Le “ragazze sole” di Enzo Moscato, incontrano Francesco Saponaro al Teatro San Ferdinando di Napoli

 

 

 

Si apre il sipario, sul palco, “Bolero Film” e poi “Grand Hotel”, questa volta due donne, niente uomini travestiti, niente Annibale Ruccello ed Enzo Moscato, abilmente travestiti, come la prima volta in scena, nel 1985. Veronica Mazza e Lara Sansone, le protagoniste odierne, che con estrema versatilità si spogliano dell’essere femminile per diventare uomini e poi di nuovo, donne; o meglio, trans, femminielli, “femmene sbagliate”. Francesco Saponaro prende in prestito il testo di Moscato, trasformando e reinterpretando ruoli e ambientazioni. Le vicende prendono vita in un appartamento dei Quartieri Spagnoli, nel quale il terremoto dell’80 fa da protagonista e le due – se vogliamo prendere in considerazione il loro aspetto e non la loro natura biologica – accolgono i clienti e vivono la loro quotidianità, fondendo il proprio essere con il ruolo sociale che ricoprono. Un giornale, “Cronaca emarginata” fa da galeotto all’incontro delle due “ragazze sole con qualche esperienza” con Gennarino Scialò (Salvatore Striano) e Gennaro Cicala (Carmine Paternoster), due uomini che come loro – almeno apparentemente – cercano l’amore dal carcere di Poggioreale, un incontro che dovrebbe trasformare la relazione epistolare in una convivenza more uxorio. Due atti di contrasti, ossimori, antipodi che esistono, coesistono, si scontrano e incontrano: due coppie di emarginati che perdono di empatia non solo gli uni con gli altri ma nella loro stessa categoria. Non prostituzione e basta, non detenzione e basta. Il testo descrive l’altra faccia della medaglia, la peculiarità degli schemi sociali che abitualmente chiudiamo in etichette, concetti, stereotipi.

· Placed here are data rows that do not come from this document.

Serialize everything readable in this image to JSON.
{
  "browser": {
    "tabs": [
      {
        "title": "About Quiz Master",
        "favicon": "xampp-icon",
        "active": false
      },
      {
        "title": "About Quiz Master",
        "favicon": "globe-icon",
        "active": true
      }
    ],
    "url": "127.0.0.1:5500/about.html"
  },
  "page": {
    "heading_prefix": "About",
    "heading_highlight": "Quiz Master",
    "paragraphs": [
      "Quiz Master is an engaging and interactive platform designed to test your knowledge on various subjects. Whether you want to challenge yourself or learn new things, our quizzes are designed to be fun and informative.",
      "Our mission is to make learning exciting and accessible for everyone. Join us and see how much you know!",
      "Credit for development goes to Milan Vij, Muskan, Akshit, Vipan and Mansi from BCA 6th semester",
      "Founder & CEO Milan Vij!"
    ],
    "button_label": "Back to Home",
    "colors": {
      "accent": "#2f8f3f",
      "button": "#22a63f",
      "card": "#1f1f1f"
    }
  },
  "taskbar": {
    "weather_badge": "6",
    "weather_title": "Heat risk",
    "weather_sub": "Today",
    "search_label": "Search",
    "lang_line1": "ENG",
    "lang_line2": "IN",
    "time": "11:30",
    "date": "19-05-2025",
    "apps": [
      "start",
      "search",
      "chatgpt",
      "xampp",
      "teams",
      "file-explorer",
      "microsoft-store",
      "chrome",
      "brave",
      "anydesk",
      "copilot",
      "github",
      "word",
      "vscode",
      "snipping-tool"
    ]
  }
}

E dopo aver descritto, sviscera e distrugge temi come l’identità sessuale e la criminalità organizzata, accostandoli e distaccandoli continuamente dal contesto napoletano e dal surreale, fino alla rottura della quarta parete con il monologo di Cicala che con un “signori, io vi dico, scetateve, scetateve” invita ad una riflessione sull’ancora troppo attuale condizione sociale che riduce gli emarginati alla sola possibilità dell’ emarginazione.